Near the end of the Youth Congress, one of the speakers used the following statistics in their message… I’m paraphrasing, but he basically said that the average age in the U.S. for men to get married for the first time is 26, and the average age for women is 24.
Being the math-brain that I am, it occurred to me that for every 20-year-old male I knew who had tied the knot, there must be a 32-year-old just getting married. Even better, for every 18-year-old girl I knew who got married out of high school, there was a 30-year-old woman waiting for the right man.
I felt a huge burden lift from my shoulders. I hadn’t realized it was there until it left. I had taken on this idea that since college was finished, it was now time to get married. Time was wasting, daylight was burning, and I needed to start cooking with gas and make some hay while the sun was shining… thankfully the Lord kept me from marriage until the age of 29. That was four years ago and I’m (now married, and) so glad I waited for the “right one”.

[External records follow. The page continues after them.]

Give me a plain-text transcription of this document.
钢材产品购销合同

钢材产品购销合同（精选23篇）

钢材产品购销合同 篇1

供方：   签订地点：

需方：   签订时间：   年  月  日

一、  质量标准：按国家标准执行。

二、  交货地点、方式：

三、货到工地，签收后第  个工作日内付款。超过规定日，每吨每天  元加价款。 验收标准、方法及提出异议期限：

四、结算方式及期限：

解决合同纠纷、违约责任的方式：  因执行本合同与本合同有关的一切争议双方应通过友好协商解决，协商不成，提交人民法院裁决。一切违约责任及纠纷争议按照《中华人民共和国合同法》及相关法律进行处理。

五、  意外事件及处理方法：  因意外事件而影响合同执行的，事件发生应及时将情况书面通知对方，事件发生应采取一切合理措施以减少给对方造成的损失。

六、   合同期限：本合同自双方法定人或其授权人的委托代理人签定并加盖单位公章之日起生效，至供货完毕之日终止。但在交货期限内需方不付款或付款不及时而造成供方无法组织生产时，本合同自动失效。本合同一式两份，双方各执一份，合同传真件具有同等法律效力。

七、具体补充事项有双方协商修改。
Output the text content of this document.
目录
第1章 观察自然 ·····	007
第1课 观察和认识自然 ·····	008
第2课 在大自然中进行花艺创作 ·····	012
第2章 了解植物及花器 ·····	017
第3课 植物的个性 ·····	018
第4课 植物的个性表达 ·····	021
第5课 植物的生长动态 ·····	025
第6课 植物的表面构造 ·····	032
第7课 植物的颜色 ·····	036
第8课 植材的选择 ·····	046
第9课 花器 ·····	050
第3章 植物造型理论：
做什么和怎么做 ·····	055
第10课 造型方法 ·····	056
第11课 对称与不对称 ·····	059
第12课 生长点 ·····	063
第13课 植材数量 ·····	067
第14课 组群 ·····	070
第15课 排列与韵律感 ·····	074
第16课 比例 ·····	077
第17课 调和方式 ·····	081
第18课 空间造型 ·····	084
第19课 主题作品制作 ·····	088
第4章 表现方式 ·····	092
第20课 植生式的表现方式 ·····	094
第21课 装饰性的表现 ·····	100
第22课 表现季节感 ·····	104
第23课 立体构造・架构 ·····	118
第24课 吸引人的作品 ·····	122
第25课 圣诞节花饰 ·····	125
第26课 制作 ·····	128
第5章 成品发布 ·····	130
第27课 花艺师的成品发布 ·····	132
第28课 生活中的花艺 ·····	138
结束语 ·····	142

If one makes a hasty decision to get married because of loneliness or because you seem to be the only one not married – you may be asking for a lifetime of misery. I believe that God has already chosen our mates and when we wait on Him then your marriage will be blessed and full filling. Roy and I knew each other for about 1 1/2 years as friends and then dated for 3 months, seperated for 1 year because he returned to the states and I had to remain in Germany to finish high school. He purposed to me in a letter and sent a beautiful gold cross necklace with the letter. We have had our ups and downs but I know that I know this is the man God had chosen for me and we have been married now 34 years (still blissfully happy).
robby i have a blog!!! it took me forever to find you!!!